A simple argument against biofuels comes from the potential power density of vegetation. At 0.5 watts per square meter, the power density of vegetation is an order of magnitude (10 times) less than that for wind or flowing water (which itself is not a lot in regions of low relief), three orders of magnitude (1000 times) less than the radiation flux (sunshine mostly) in sunny locations. Power density is a measure of the land required to produce a certain amount of power. The various land uses have different effects on the land. Dams (the cheapest) destroy rivers, turning them into lakes and changing their chemistries and populations of fish and invertebrates, with effects that propagate downstream into estuaries and the sea. By storing silt, dams on rivers erode sea beaches. Devices that make electricity directly from sunlight (solar cells) can be installed on existing buildings, in back yards, over parking lots. Cells on roofs will provide most of the electricity people use and do not further interfere with the landscape. Biomass must be grown: it displace crops or timber, or if grown as algae in plastic tubes, displaces everything. How it is grown and harvested determines how destructive it is. Obtaining 20% of U.S. electricity from wind would require less than 1% of the land, 5% of that in turbines, roads and associated infrastructure, the rest usable as farmland or grazing land. One percent of the U.S. would constitute most of North Dakota, the best site, and require new transmission lines to distribute the power (and involve considerable losses of power along those lines). All of U.S. farmland in biofuels would not power the current U.S. car fleet. Ethanol from corn is probably the worst choice, since the same amount, or more energy, goes into the ethanol than it contains, and since corn, as it is now grown, is a very destructive crop, causing tremendous soil erosion and damage to rivers, groundwater and the sea. Wind turbines change the landscape and kill birds, insects and bats (those slow-moving blades are moving very quickly at their tips), but are cheaper than solar cells. Solar cells at 17% efficiency (the current rating) average 30 watts per square meter, or 6 times that of vegetation.
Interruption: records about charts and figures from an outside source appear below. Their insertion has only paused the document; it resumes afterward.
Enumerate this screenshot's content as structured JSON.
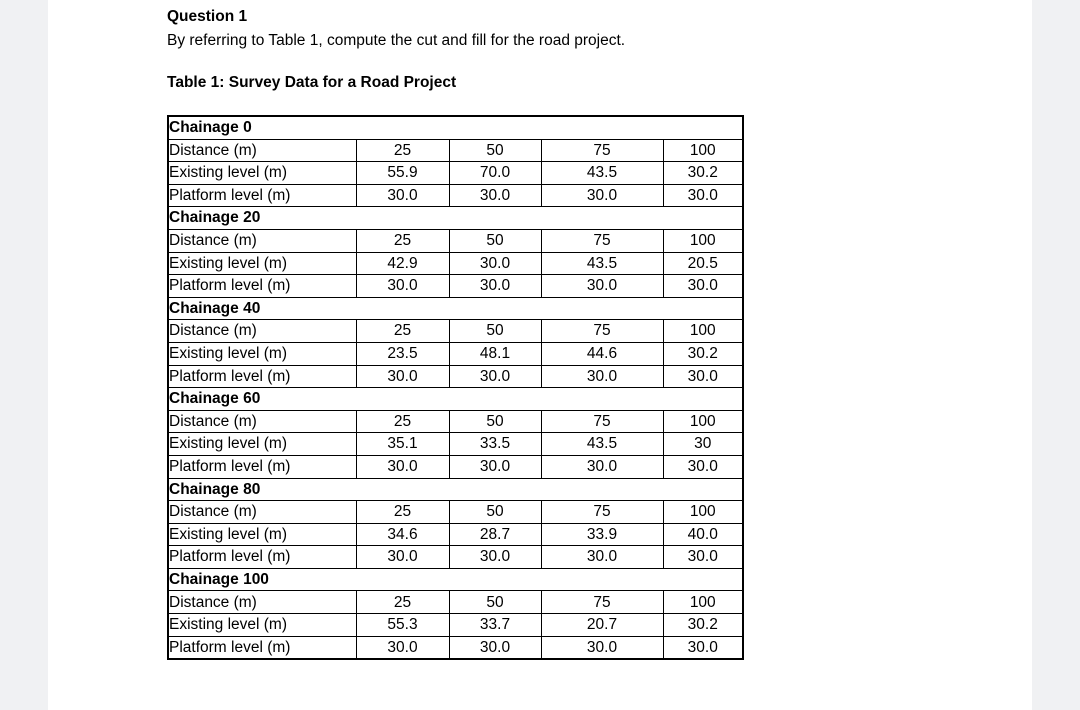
{
  "page": {
    "margin_color": "#f0f1f3",
    "paper_color": "#ffffff",
    "text_color": "#000000"
  },
  "question": {
    "title": "Question 1",
    "body": "By referring to Table 1, compute the cut and fill for the road project."
  },
  "table": {
    "caption": "Table 1: Survey Data for a Road Project",
    "row_labels": [
      "Distance (m)",
      "Existing level (m)",
      "Platform level (m)"
    ],
    "sections": [
      {
        "chainage": "Chainage 0",
        "distance": [
          "25",
          "50",
          "75",
          "100"
        ],
        "existing": [
          "55.9",
          "70.0",
          "43.5",
          "30.2"
        ],
        "platform": [
          "30.0",
          "30.0",
          "30.0",
          "30.0"
        ]
      },
      {
        "chainage": "Chainage 20",
        "distance": [
          "25",
          "50",
          "75",
          "100"
        ],
        "existing": [
          "42.9",
          "30.0",
          "43.5",
          "20.5"
        ],
        "platform": [
          "30.0",
          "30.0",
          "30.0",
          "30.0"
        ]
      },
      {
        "chainage": "Chainage 40",
        "distance": [
          "25",
          "50",
          "75",
          "100"
        ],
        "existing": [
          "23.5",
          "48.1",
          "44.6",
          "30.2"
        ],
        "platform": [
          "30.0",
          "30.0",
          "30.0",
          "30.0"
        ]
      },
      {
        "chainage": "Chainage 60",
        "distance": [
          "25",
          "50",
          "75",
          "100"
        ],
        "existing": [
          "35.1",
          "33.5",
          "43.5",
          "30"
        ],
        "platform": [
          "30.0",
          "30.0",
          "30.0",
          "30.0"
        ]
      },
      {
        "chainage": "Chainage 80",
        "distance": [
          "25",
          "50",
          "75",
          "100"
        ],
        "existing": [
          "34.6",
          "28.7",
          "33.9",
          "40.0"
        ],
        "platform": [
          "30.0",
          "30.0",
          "30.0",
          "30.0"
        ]
      },
      {
        "chainage": "Chainage 100",
        "distance": [
          "25",
          "50",
          "75",
          "100"
        ],
        "existing": [
          "55.3",
          "33.7",
          "20.7",
          "30.2"
        ],
        "platform": [
          "30.0",
          "30.0",
          "30.0",
          "30.0"
        ]
      }
    ]
  }
}
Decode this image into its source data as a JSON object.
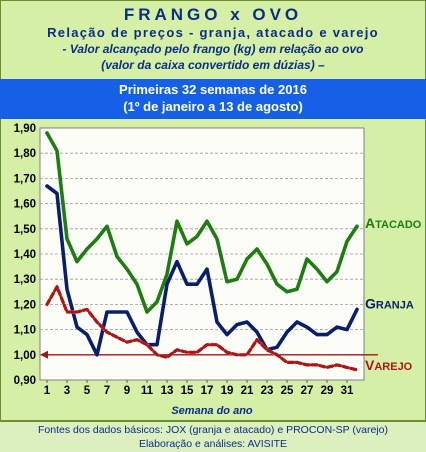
{
  "header": {
    "title": "FRANGO x OVO",
    "subtitle": "Relação de preços - granja, atacado e varejo",
    "note_line1": "- Valor alcançado pelo frango (kg) em relação ao ovo",
    "note_line2": "(valor da caixa convertido em dúzias) –"
  },
  "banner": {
    "line1": "Primeiras  32 semanas de 2016",
    "line2": "(1º de janeiro a 13 de agosto)"
  },
  "footer": {
    "line1": "Fontes dos dados básicos: JOX (granja e atacado) e PROCON-SP (varejo)",
    "line2": "Elaboração e análises: AVISITE"
  },
  "colors": {
    "plot_bg": "#fdfdf7",
    "grid": "#9a9a9a",
    "atacado": "#1e7d12",
    "granja": "#0a1f6b",
    "varejo": "#b01515",
    "reference": "#a01818",
    "label_text": "#0b2d86"
  },
  "chart_data": {
    "type": "line",
    "xlabel": "Semana  do ano",
    "ylabel": "",
    "ylim": [
      0.9,
      1.9
    ],
    "yticks": [
      "0,90",
      "1,00",
      "1,10",
      "1,20",
      "1,30",
      "1,40",
      "1,50",
      "1,60",
      "1,70",
      "1,80",
      "1,90"
    ],
    "ytick_values": [
      0.9,
      1.0,
      1.1,
      1.2,
      1.3,
      1.4,
      1.5,
      1.6,
      1.7,
      1.8,
      1.9
    ],
    "xticks": [
      "1",
      "3",
      "5",
      "7",
      "9",
      "11",
      "13",
      "15",
      "17",
      "19",
      "21",
      "23",
      "25",
      "27",
      "29",
      "31"
    ],
    "xlim": [
      1,
      32
    ],
    "reference_line": 1.0,
    "grid": true,
    "x": [
      1,
      2,
      3,
      4,
      5,
      6,
      7,
      8,
      9,
      10,
      11,
      12,
      13,
      14,
      15,
      16,
      17,
      18,
      19,
      20,
      21,
      22,
      23,
      24,
      25,
      26,
      27,
      28,
      29,
      30,
      31,
      32
    ],
    "series": [
      {
        "name": "Atacado",
        "key": "atacado",
        "label_display": "ATACADO",
        "style": "solid",
        "values": [
          1.88,
          1.81,
          1.46,
          1.37,
          1.42,
          1.46,
          1.51,
          1.39,
          1.34,
          1.28,
          1.17,
          1.21,
          1.32,
          1.53,
          1.44,
          1.47,
          1.53,
          1.46,
          1.29,
          1.3,
          1.38,
          1.42,
          1.36,
          1.28,
          1.25,
          1.26,
          1.38,
          1.34,
          1.29,
          1.33,
          1.45,
          1.51
        ]
      },
      {
        "name": "Granja",
        "key": "granja",
        "label_display": "GRANJA",
        "style": "solid",
        "values": [
          1.67,
          1.64,
          1.26,
          1.11,
          1.08,
          1.0,
          1.17,
          1.17,
          1.17,
          1.09,
          1.04,
          1.04,
          1.28,
          1.37,
          1.28,
          1.28,
          1.34,
          1.13,
          1.08,
          1.12,
          1.13,
          1.09,
          1.02,
          1.03,
          1.09,
          1.13,
          1.11,
          1.08,
          1.08,
          1.11,
          1.1,
          1.18
        ]
      },
      {
        "name": "Varejo",
        "key": "varejo",
        "label_display": "VAREJO",
        "style": "dashed",
        "values": [
          1.2,
          1.27,
          1.17,
          1.17,
          1.18,
          1.13,
          1.09,
          1.07,
          1.05,
          1.06,
          1.04,
          1.0,
          0.99,
          1.02,
          1.01,
          1.01,
          1.04,
          1.04,
          1.01,
          1.0,
          1.0,
          1.06,
          1.02,
          1.0,
          0.97,
          0.97,
          0.96,
          0.96,
          0.95,
          0.96,
          0.95,
          0.94
        ]
      }
    ]
  }
}
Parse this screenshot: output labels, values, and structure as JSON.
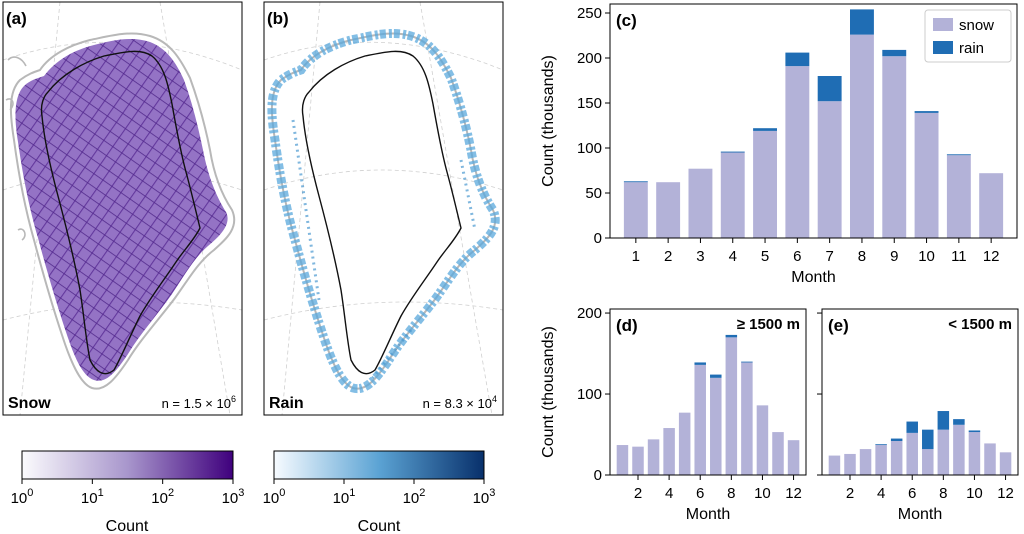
{
  "colors": {
    "snow": "#b3b2d8",
    "rain": "#1f6db4",
    "snow_map": "#5b2d98",
    "rain_map": "#3a8fcc",
    "coast": "#b8b8b8",
    "ice_margin": "#111111"
  },
  "maps": [
    {
      "panel_label": "(a)",
      "name": "Snow",
      "n_text": "n = 1.5 × 10",
      "n_exp": "6"
    },
    {
      "panel_label": "(b)",
      "name": "Rain",
      "n_text": "n = 8.3 × 10",
      "n_exp": "4"
    }
  ],
  "colorbars": [
    {
      "label": "Count",
      "ticks": [
        {
          "base": "10",
          "exp": "0"
        },
        {
          "base": "10",
          "exp": "1"
        },
        {
          "base": "10",
          "exp": "2"
        },
        {
          "base": "10",
          "exp": "3"
        }
      ],
      "scale": "log",
      "range": [
        1,
        1000
      ],
      "from": "#fbfbfd",
      "to": "#3f007d"
    },
    {
      "label": "Count",
      "ticks": [
        {
          "base": "10",
          "exp": "0"
        },
        {
          "base": "10",
          "exp": "1"
        },
        {
          "base": "10",
          "exp": "2"
        },
        {
          "base": "10",
          "exp": "3"
        }
      ],
      "scale": "log",
      "range": [
        1,
        1000
      ],
      "from": "#f7fbff",
      "to": "#08306b"
    }
  ],
  "chart_data": [
    {
      "panel_label": "(c)",
      "type": "bar",
      "stacked": true,
      "categories": [
        "1",
        "2",
        "3",
        "4",
        "5",
        "6",
        "7",
        "8",
        "9",
        "10",
        "11",
        "12"
      ],
      "series": [
        {
          "name": "snow",
          "values": [
            62,
            62,
            77,
            95,
            119,
            191,
            152,
            226,
            202,
            139,
            92,
            72
          ]
        },
        {
          "name": "rain",
          "values": [
            1,
            0,
            0,
            1,
            3,
            15,
            28,
            28,
            7,
            2,
            1,
            0
          ]
        }
      ],
      "xlabel": "Month",
      "ylabel": "Count (thousands)",
      "ylim": [
        0,
        260
      ],
      "yticks": [
        0,
        50,
        100,
        150,
        200,
        250
      ],
      "legend": "top-right"
    },
    {
      "panel_label": "(d)",
      "title": "≥ 1500 m",
      "type": "bar",
      "stacked": true,
      "categories": [
        "1",
        "2",
        "3",
        "4",
        "5",
        "6",
        "7",
        "8",
        "9",
        "10",
        "11",
        "12"
      ],
      "series": [
        {
          "name": "snow",
          "values": [
            37,
            35,
            44,
            58,
            77,
            136,
            120,
            170,
            139,
            86,
            53,
            43
          ]
        },
        {
          "name": "rain",
          "values": [
            0,
            0,
            0,
            0,
            0,
            3,
            4,
            3,
            1,
            0,
            0,
            0
          ]
        }
      ],
      "xlabel": "Month",
      "ylabel": "Count (thousands)",
      "ylim": [
        0,
        205
      ],
      "yticks": [
        0,
        100,
        200
      ],
      "xticks": [
        "2",
        "4",
        "6",
        "8",
        "10",
        "12"
      ]
    },
    {
      "panel_label": "(e)",
      "title": "< 1500 m",
      "type": "bar",
      "stacked": true,
      "categories": [
        "1",
        "2",
        "3",
        "4",
        "5",
        "6",
        "7",
        "8",
        "9",
        "10",
        "11",
        "12"
      ],
      "series": [
        {
          "name": "snow",
          "values": [
            24,
            26,
            32,
            37,
            42,
            52,
            32,
            56,
            62,
            53,
            39,
            28
          ]
        },
        {
          "name": "rain",
          "values": [
            0,
            0,
            0,
            1,
            3,
            14,
            24,
            23,
            7,
            2,
            0,
            0
          ]
        }
      ],
      "xlabel": "Month",
      "ylim": [
        0,
        205
      ],
      "xticks": [
        "2",
        "4",
        "6",
        "8",
        "10",
        "12"
      ]
    }
  ]
}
The best way to make energy is to save it. Cars that get 100 miles per gallon are well within current technology. Cars that get 200 miles per gallon would be made of carbon fiber, which, when combined with anticrushing eggshell technology, is several time stronger in crashes than steel. If cars got 150-200 miles per gallon, the world’s car fleets could run on waste agricultural materials (peach pits, peanut hull, apple pomace, used cooking oil, discarded animal fats); and perhaps on perennial grasses, interplanted with food crops on farms, and serving as habitat for useful birds and insects and for erosion control. Crops could be rotated with the grasses as with legume hays and the mash from the conversion spread as a manure on farmland—though it might be better to feed the grasses to cattle and bacterially process the cow manure, using the generated methane to make electricity.